Franz Jaegerstaetter was an Austrian farmer executed by the Nazis for refusing to serve in the German army during WWII. Against all motives of patriotism and even against the interests of his family, and certainly counter to his own personal interests, Jaegerstaetter refused to serve the cause of evil because he believed God's imperatives come before all else. He was a committed Catholic who fearlessly thought through the teachings of Jesus Christ and his Church, and he followed through on what he knew to be right.
Jaegerstatter was one of the millions who died as a victim of WWII. Many millions of those were innocents, and many millions of others died in war fighting either for or against the Nazis. Those who fought in the war are hailed as heroes, willing to die in a fight against evil, but we should ask ourselves, How much pain and suffering and death might have been avoided if sizable numbers of others, within the German Reich and elsewhere, would have been wiling to die in peaceful protest against the Nazi war machine?

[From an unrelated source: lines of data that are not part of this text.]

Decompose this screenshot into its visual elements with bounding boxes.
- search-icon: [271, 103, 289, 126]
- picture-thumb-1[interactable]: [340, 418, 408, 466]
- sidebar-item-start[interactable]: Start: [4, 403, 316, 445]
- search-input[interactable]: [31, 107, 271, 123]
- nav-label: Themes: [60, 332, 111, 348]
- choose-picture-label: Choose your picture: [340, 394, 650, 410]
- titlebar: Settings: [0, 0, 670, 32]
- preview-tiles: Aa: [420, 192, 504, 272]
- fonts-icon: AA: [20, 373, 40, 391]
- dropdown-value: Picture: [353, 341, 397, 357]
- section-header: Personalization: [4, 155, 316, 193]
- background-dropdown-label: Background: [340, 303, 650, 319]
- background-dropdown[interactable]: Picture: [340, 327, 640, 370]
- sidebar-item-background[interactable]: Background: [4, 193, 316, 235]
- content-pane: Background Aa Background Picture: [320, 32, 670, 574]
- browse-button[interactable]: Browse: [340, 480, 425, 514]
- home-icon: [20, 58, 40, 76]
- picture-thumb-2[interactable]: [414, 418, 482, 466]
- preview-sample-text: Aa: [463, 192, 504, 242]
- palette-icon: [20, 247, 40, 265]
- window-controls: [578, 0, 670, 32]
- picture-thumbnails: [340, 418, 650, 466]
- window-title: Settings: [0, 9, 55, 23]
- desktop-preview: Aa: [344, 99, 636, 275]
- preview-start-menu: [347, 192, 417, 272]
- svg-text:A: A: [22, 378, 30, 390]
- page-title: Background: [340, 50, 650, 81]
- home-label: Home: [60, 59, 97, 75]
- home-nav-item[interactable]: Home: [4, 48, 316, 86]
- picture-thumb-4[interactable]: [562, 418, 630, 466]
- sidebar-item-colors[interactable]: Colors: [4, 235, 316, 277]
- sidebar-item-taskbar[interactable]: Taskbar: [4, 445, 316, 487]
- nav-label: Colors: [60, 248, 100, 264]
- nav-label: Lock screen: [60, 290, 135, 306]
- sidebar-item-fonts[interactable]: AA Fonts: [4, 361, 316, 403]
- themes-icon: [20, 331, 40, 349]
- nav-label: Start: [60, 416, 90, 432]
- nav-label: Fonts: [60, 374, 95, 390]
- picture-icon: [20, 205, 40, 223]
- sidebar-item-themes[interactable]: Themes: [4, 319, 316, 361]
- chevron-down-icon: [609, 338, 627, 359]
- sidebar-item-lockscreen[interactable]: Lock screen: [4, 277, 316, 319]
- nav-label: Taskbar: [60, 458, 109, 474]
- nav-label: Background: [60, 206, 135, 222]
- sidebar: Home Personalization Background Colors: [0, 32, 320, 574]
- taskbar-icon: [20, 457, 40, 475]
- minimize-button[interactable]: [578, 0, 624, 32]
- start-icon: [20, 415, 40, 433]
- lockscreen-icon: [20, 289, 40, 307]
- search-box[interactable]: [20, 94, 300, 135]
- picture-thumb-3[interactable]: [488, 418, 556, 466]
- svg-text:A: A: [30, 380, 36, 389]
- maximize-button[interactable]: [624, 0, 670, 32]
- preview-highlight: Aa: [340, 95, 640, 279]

The frame of the picture is made up of symbols and images related to the Nazi-dominated socio-political world that framed the life of Franz Jaegerstaetter and his family and friends and fellow citizens of Austria. The saint is pictured within a sort of mandorla that shows forth a better world--the local world of the saint's home region, surrounded by a border representing his home nation, Austria, through flowers and foliage associated with that nation (the Austrian rose and edelweiss. Jaegerstaetter's parish church and the house on his farm flank the saint. Emanating from the mandorla is a sort of secondary halo spreading its light over the framing background of evil that is overcome by the work of Christ in the world such as that done through and by the followers of Christ.